Van Beurden – who succeeded Peter Voser in January – said, “Our 2013 performance was not what I expect from Shell.
“Our focus will be on improving Shell’s financial results, achieving better capital efficiency and on continuing to strengthen our operational performance and project delivery.”
Shell’s fourth quarter earnings are expected to be around $2.2 billion, down from $7.3 billion in 2012. Meanwhile for 2013 as a whole, the figure is said to be $16.8 billion, compared to $27.2 billion in the previous year.
Shell blamed higher exploration costs and weak industry conditions in downstream oil.
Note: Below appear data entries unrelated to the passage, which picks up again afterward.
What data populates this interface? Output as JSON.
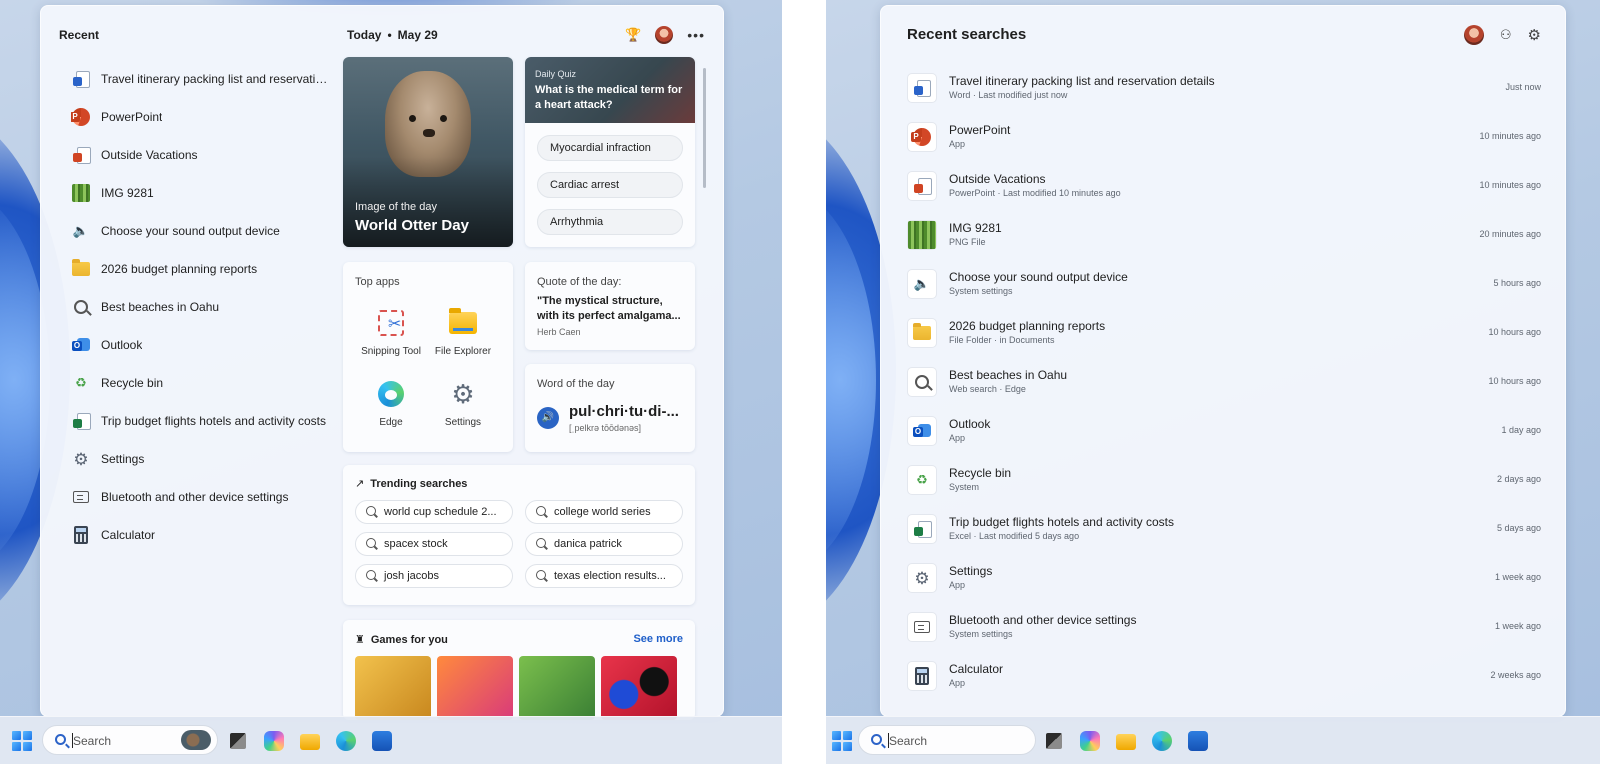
{
  "left": {
    "recent_title": "Recent",
    "recent_items": [
      {
        "label": "Travel itinerary packing list and reservation...",
        "icon": "word-doc-icon"
      },
      {
        "label": "PowerPoint",
        "icon": "powerpoint-icon"
      },
      {
        "label": "Outside Vacations",
        "icon": "powerpoint-file-icon"
      },
      {
        "label": "IMG 9281",
        "icon": "image-thumbnail-icon"
      },
      {
        "label": "Choose your sound output device",
        "icon": "speaker-icon"
      },
      {
        "label": "2026 budget planning reports",
        "icon": "folder-icon"
      },
      {
        "label": "Best beaches in Oahu",
        "icon": "search-icon"
      },
      {
        "label": "Outlook",
        "icon": "outlook-icon"
      },
      {
        "label": "Recycle bin",
        "icon": "recycle-bin-icon"
      },
      {
        "label": "Trip budget flights hotels and activity costs",
        "icon": "excel-file-icon"
      },
      {
        "label": "Settings",
        "icon": "gear-icon"
      },
      {
        "label": "Bluetooth and other device settings",
        "icon": "bluetooth-devices-icon"
      },
      {
        "label": "Calculator",
        "icon": "calculator-icon"
      }
    ],
    "today_label": "Today",
    "today_separator": "•",
    "today_date": "May 29",
    "image_of_day": {
      "subtitle": "Image of the day",
      "title": "World Otter Day"
    },
    "quiz": {
      "category": "Daily Quiz",
      "question": "What is the medical term for a heart attack?",
      "options": [
        "Myocardial infraction",
        "Cardiac arrest",
        "Arrhythmia"
      ]
    },
    "top_apps": {
      "title": "Top apps",
      "apps": [
        {
          "label": "Snipping Tool"
        },
        {
          "label": "File Explorer"
        },
        {
          "label": "Edge"
        },
        {
          "label": "Settings"
        }
      ]
    },
    "quote": {
      "label": "Quote of the day:",
      "line1": "\"The mystical structure,",
      "line2": "with its perfect amalgama...",
      "author": "Herb Caen"
    },
    "word": {
      "label": "Word of the day",
      "word": "pul·chri·tu·di-...",
      "pronunciation": "[ˌpelkrə tōōdənəs]"
    },
    "trending": {
      "title": "Trending searches",
      "items": [
        "world cup schedule 2...",
        "college world series",
        "spacex stock",
        "danica patrick",
        "josh jacobs",
        "texas election results..."
      ]
    },
    "games": {
      "title": "Games for you",
      "see_more": "See more"
    }
  },
  "right": {
    "title": "Recent searches",
    "items": [
      {
        "name": "Travel itinerary packing list and reservation details",
        "sub": "Word · Last modified just now",
        "time": "Just now",
        "icon": "word-doc-icon"
      },
      {
        "name": "PowerPoint",
        "sub": "App",
        "time": "10 minutes ago",
        "icon": "powerpoint-icon"
      },
      {
        "name": "Outside Vacations",
        "sub": "PowerPoint · Last modified 10 minutes ago",
        "time": "10 minutes ago",
        "icon": "powerpoint-file-icon"
      },
      {
        "name": "IMG 9281",
        "sub": "PNG File",
        "time": "20 minutes ago",
        "icon": "image-thumbnail-icon"
      },
      {
        "name": "Choose your sound output device",
        "sub": "System settings",
        "time": "5 hours ago",
        "icon": "speaker-icon"
      },
      {
        "name": "2026 budget planning reports",
        "sub": "File Folder · in Documents",
        "time": "10 hours ago",
        "icon": "folder-icon"
      },
      {
        "name": "Best beaches in Oahu",
        "sub": "Web search · Edge",
        "time": "10 hours ago",
        "icon": "search-icon"
      },
      {
        "name": "Outlook",
        "sub": "App",
        "time": "1 day ago",
        "icon": "outlook-icon"
      },
      {
        "name": "Recycle bin",
        "sub": "System",
        "time": "2 days ago",
        "icon": "recycle-bin-icon"
      },
      {
        "name": "Trip budget flights hotels and activity costs",
        "sub": "Excel · Last modified 5 days ago",
        "time": "5 days ago",
        "icon": "excel-file-icon"
      },
      {
        "name": "Settings",
        "sub": "App",
        "time": "1 week ago",
        "icon": "gear-icon"
      },
      {
        "name": "Bluetooth and other device settings",
        "sub": "System settings",
        "time": "1 week ago",
        "icon": "bluetooth-devices-icon"
      },
      {
        "name": "Calculator",
        "sub": "App",
        "time": "2 weeks ago",
        "icon": "calculator-icon"
      }
    ]
  },
  "taskbar": {
    "search_placeholder": "Search"
  }
}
Campaign groups have speculated on how these would reflect on investors amid future drilling in the Arctic.
John Sauven, executive director of Greenpeace UK, said, “If Shell is losing money while spending on projects from Texas to Singapore, how can their investors be comfortable with them spending billions on Arctic projects which are unlikely to earn them a cent for decades, if ever, while exposing them to huge environmental and economic risks?”
Meanwhile, Louise Rouse, director of engagement at responsible investment charity ShareAction, said, “The fact that Shell’s profits are tumbling, in part because of high exploration costs, highlights further the need for investors to make sure that the sums add up in the case of the Arctic.
She added, “Oil companies’ approach to capital expenditure is almost Shakespearean – ‘there is money, spend it, spend it, spend more’. With flat share prices and falling profits shareholders should challenge this lack of capital discipline.”